Resource lifetime and teardown is a dependency graph, not a list
- Destroy consumers before producers, and wait-idle first: descriptor sets / pipelines that reference a buffer before the buffer; cached command buffers before the command pool; memory pools before the device. Annotate every destroy with its "must come before X because…" reason inline — an out-of-order destroy is a use-after-free that usually only crashes at exit.
- Make destroys idempotent and call them unconditionally — a resource that was uploaded but never built still leaks if its free is gated on the "built" flag.
- Any state change that recreates descriptor sets invalidates cached command buffers recorded against the old sets — invalidate the command-buffer cache in the same call.
- After you drop the CPU mirror (a
finalize step), defend the GPU buffers against a spurious rebuild request — refuse to re-upload from nothing and nuke correct state.
- Handle-runtime hazards differ by API. Under ARC (Objective-C++), allocate handle structs with
new/delete (value-init nils the id<MTL…> fields; the destructor releases them) and never memset the whole struct (it clobbers ARC's strong refs) — yet memset is correct on POD GPU-input structs (instance descriptors, push-constant scratch). The discriminator is "does this struct hold a managed handle," not "is it a struct." Release is assignment-to-nil, not an explicit call.
- Split teardown into persistent (device / shader library / pipeline — scene-independent and expensive) vs per-scene (BLAS/TLAS/scene buffers); the per-scene destroy must not touch persistent state, or you re-pay shader compilation per scene swap.
Process-global coexistence hazards
- The NVIDIA driver may refuse a fresh EGL context after Vulkan-WSI has loaded in the same process — create the GL context first and have the renderer reuse it.
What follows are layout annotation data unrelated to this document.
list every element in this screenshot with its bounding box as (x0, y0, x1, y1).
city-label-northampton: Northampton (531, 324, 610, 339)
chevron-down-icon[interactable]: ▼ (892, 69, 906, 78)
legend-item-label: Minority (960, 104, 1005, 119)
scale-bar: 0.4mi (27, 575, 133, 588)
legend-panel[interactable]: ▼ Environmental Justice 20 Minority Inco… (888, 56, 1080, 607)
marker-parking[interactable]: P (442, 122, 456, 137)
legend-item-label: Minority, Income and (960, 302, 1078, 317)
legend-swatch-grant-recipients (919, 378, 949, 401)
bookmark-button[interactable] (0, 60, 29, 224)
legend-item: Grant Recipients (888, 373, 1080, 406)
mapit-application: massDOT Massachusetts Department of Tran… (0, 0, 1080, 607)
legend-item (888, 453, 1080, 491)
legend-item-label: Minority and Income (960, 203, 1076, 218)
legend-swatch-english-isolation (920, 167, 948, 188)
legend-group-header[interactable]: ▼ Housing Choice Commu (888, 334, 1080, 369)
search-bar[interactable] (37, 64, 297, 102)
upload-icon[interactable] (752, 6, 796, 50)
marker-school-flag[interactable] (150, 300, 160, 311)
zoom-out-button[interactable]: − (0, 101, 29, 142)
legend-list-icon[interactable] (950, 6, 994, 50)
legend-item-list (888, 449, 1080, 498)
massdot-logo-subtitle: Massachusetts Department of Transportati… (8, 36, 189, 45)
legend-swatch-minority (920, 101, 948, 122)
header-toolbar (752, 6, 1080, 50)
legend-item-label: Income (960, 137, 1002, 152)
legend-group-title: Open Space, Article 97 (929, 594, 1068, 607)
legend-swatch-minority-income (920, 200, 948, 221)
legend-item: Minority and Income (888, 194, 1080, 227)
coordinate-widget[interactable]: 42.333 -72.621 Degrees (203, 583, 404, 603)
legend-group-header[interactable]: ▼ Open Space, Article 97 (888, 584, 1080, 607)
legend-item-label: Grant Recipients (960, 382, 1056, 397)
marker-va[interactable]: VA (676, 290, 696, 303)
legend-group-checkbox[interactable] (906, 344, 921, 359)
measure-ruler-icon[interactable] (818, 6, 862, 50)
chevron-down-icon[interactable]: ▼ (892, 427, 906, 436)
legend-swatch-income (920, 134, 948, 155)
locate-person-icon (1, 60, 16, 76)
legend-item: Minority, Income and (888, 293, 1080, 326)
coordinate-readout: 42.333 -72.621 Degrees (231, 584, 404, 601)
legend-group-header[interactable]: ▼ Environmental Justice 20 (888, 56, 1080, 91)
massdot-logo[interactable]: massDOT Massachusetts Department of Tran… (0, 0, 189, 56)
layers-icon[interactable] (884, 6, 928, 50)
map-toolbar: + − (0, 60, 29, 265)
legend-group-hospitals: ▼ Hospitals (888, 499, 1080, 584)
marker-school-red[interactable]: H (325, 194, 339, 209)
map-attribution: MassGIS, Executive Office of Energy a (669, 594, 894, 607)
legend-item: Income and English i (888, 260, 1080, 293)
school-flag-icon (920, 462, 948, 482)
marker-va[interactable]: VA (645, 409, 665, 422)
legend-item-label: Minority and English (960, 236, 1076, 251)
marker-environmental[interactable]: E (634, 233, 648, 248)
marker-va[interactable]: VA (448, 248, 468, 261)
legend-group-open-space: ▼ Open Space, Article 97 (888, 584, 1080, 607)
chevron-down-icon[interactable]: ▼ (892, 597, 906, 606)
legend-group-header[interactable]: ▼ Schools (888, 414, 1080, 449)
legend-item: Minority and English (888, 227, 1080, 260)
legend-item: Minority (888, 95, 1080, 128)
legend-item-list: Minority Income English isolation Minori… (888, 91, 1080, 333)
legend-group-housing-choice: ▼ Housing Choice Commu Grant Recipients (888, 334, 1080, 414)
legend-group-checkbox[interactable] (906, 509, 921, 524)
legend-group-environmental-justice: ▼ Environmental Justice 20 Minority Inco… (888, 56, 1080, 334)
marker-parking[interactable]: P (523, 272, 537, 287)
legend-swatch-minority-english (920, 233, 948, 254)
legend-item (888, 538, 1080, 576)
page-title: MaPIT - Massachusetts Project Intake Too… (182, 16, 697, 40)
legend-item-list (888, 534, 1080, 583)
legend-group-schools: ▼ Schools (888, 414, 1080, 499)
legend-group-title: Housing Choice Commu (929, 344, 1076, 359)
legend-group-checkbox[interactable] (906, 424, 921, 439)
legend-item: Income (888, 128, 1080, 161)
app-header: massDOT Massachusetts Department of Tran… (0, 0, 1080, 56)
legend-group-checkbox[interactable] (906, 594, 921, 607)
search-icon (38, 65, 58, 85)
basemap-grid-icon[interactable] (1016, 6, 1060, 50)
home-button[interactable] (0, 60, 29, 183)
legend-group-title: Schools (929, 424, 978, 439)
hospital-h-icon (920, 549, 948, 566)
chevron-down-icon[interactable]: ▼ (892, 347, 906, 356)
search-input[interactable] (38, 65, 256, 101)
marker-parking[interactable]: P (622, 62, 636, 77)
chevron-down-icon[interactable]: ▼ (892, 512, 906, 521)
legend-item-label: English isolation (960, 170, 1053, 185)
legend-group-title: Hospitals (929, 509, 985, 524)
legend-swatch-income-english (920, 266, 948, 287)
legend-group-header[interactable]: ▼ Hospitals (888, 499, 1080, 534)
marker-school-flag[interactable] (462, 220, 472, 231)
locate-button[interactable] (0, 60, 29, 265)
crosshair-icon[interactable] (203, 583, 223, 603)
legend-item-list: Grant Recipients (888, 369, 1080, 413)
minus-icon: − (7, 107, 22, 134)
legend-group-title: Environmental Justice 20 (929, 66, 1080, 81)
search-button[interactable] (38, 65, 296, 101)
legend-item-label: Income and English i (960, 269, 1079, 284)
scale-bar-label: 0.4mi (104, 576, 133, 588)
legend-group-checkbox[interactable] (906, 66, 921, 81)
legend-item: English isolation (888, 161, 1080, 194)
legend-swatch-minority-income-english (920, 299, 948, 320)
- OpenGL binds one context per thread implicitly (unlike explicit Metal/Vulkan handles): own GL on a dedicated worker thread, serialize all GL calls through it, and never mutate the embedder's main-thread GL state.
Validate as a boundary
- Reproduce with a tiny producer→consumer loop: assert the consumer reads the producer's latest frame with zero CPU copies on the hot path; watch the fd table (growth per frame is the leak signature); and test teardown explicitly — construct, hand off, free in the documented order and the wrong order, under a sanitizer.
Anti-Patterns
- Leaving fd ownership undefined → leak on failure or double-close.
- A DLPack / consumer view with a real (non-no-op) deleter.
- A second reader-side buffer counter instead of deriving from the producer's index.
- Porting external-memory fd plumbing onto a unified-memory backend.
memset over a struct holding ARC/managed GPU handles.
- Destroying producers before consumers; gating a free on a "built" flag.
- A fresh EGL context after Vulkan in-process; touching the embedder's GL state off the worker thread.
Handoff
Report the interop path (which API exports/imports memory + semaphore), the ownership/transfer points and free order, the buffering scheme and any tolerated asymmetry, what runs on the device vs CPU, and the teardown-order + fd-leak evidence. Defer the physics→render contract to renderer-simulation-loop.